Pakistan’s Foreign Minister, Bilawal Bhutto Zardari, has criticized India for holding a tourism conference in the disputed region of Kashmir under its presidency of the G20. In an interview with AFP, Zardari stated that India’s actions demonstrated arrogance on the international stage and aimed to push its colonial agenda. He argued that India’s attempt to hold an event in occupied Kashmir would not silence the voices of the Kashmiri people, emphasizing that such actions violated international law, UN Security Council resolutions, and bilateral agreements.

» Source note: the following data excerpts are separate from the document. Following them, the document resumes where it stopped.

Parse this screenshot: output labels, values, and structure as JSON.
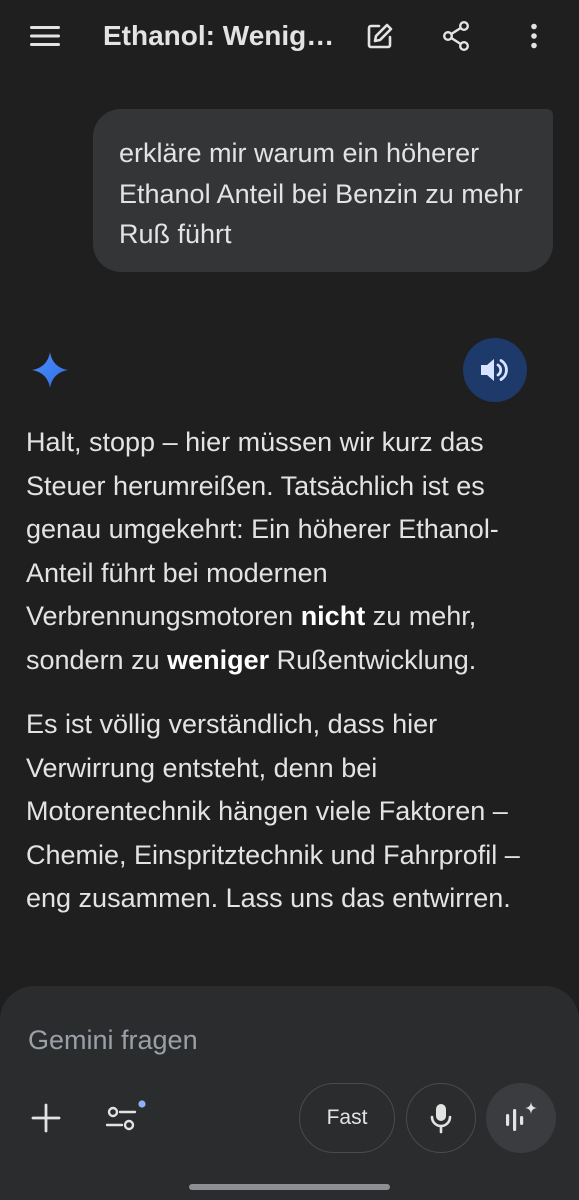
{
  "header": {
    "title": "Ethanol: Weniger Ruß statt mehr",
    "menu_icon": "hamburger-menu-icon",
    "edit_icon": "new-chat-edit-icon",
    "share_icon": "share-icon",
    "more_icon": "more-vert-icon"
  },
  "user_message": {
    "text": "erkläre mir warum ein höherer Ethanol Anteil bei Benzin zu mehr Ruß führt"
  },
  "response": {
    "p1_a": "Halt, stopp – hier müssen wir kurz das Steuer herumreißen. Tatsächlich ist es genau umgekehrt: Ein höherer Ethanol-Anteil führt bei modernen Verbrennungsmotoren ",
    "p1_bold1": "nicht",
    "p1_b": " zu mehr, sondern zu ",
    "p1_bold2": "weniger",
    "p1_c": " Rußentwicklung.",
    "p2": "Es ist völlig verständlich, dass hier Verwirrung entsteht, denn bei Motorentechnik hängen viele Faktoren – Chemie, Einspritztechnik und Fahrprofil – eng zusammen. Lass uns das entwirren."
  },
  "composer": {
    "placeholder": "Gemini fragen",
    "fast_label": "Fast",
    "plus_icon": "plus-icon",
    "tools_icon": "tools-sliders-icon",
    "mic_icon": "microphone-icon",
    "live_icon": "gemini-live-icon"
  },
  "colors": {
    "background": "#1f1f1f",
    "bubble": "#333537",
    "speaker_button": "#1d3a6b",
    "accent_dot": "#8ab4f8"
  }
}
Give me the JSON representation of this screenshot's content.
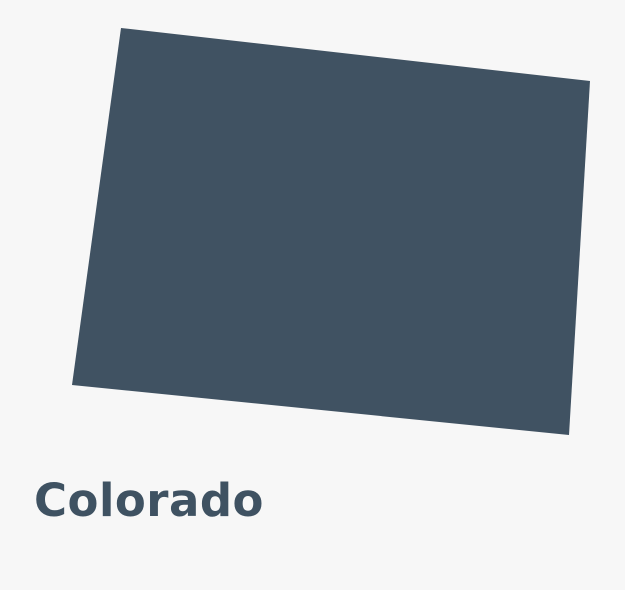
{
  "state": {
    "name": "Colorado",
    "fill_color": "#405262"
  },
  "colors": {
    "background": "#f7f7f7",
    "label": "#3f5262"
  }
}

The portion of Kashmir controlled by India has been embroiled in a long-standing conflict, with an insurgency seeking independence or integration with Pakistan. Pakistan controls a smaller part of the region and asserts that hosting the tourism meeting in Kashmir violates international law and agreements. Zardari noted that G20 participants, including the EU and the world’s top 19 economies, are now in an awkward position due to India’s actions. He called on countries that condemn violations of international law in Europe to show equal outrage when such violations occur in Kashmir, drawing a parallel to Russia’s invasion of Ukraine.
China, which claims the Indian state of Arunachal Pradesh as part of Tibet, has sided with Pakistan in condemning the tourism conference. Some Muslim nations, such as Saudi Arabia and Turkey, have decided not to send government representatives, while certain Western countries have reportedly scaled back their presence.
India’s motive behind hosting the conference is to showcase “normalcy and peace” in the region, with an emphasis on inviting the international community to witness the situation firsthand. However, residents have faced increased security measures, including detentions and warnings against protests or trouble. Zardari argued that Kashmir, one of the most heavily militarized zones globally, cannot be perceived as normal.
Zardari ruled out any possibility of improved relations between India and Pakistan unless New Delhi reverses the constitutional changes it made in 2019 regarding Indian-controlled Kashmir. He stated that the resolution of the Kashmir issue is essential for peace in South Asia and called for meaningful dialogue on shared challenges such as militancy and climate change.
The article highlights the ongoing tensions between India and Pakistan over Kashmir, with India’s decision to hold the G20 tourism conference in the disputed region serving as the latest point of contention. The statements from Pakistan’s foreign minister reflect Pakistan’s position on the issue and emphasize the need for international attention to violations of international law in Kashmir.